Xylem sap consumption may be related to osmoregulation. High osmotic pressure in the stomach, caused by high sucrose concentration, can lead to water transfer from the hemolymph to the stomach, thus resulting in hyperosmotic stress and eventually to the death of the insect. Aphids avoid this fate by osmoregulating through several processes.
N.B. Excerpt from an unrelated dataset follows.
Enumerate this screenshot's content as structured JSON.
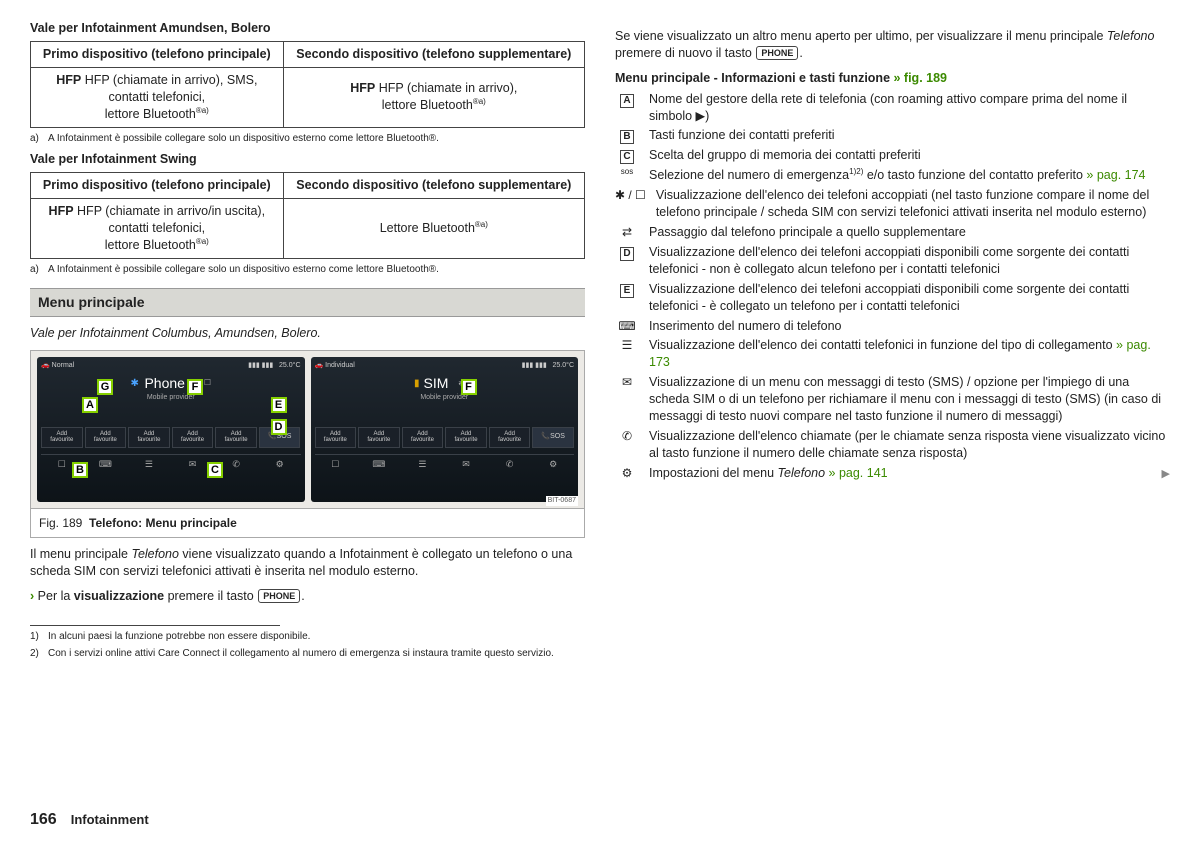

Sucrose concentration is directly reduced by assimilating sucrose toward metabolism and by synthesizing oligosaccharides from several sucrose molecules, thus reducing the solute concentration and consequently the osmotic pressure. Oligosaccharides are then excreted through honeydew, explaining its high sugar concentrations, which can then be used by other animals such as ants. Furthermore, water is transferred from the hindgut, where osmotic pressure has already been reduced, to the stomach to dilute stomach content. Eventually, aphids consume xylem sap to dilute the stomach osmotic pressure. All these processes function synergetically, and enable aphids to feed on high-sucrose-concentration plant sap, as well as to adapt to varying sucrose concentrations.
Plant sap is an unbalanced diet for aphids, as it lacks essential amino acids, which aphids, like all animals, cannot synthesise, and possesses a high osmotic pressure due to its high sucrose concentration. Essential amino acids are provided to aphids by bacterial endosymbionts, harboured in special cells, bacteriocytes. These symbionts recycle glutamate, a metabolic waste of their host, into essential amino acids.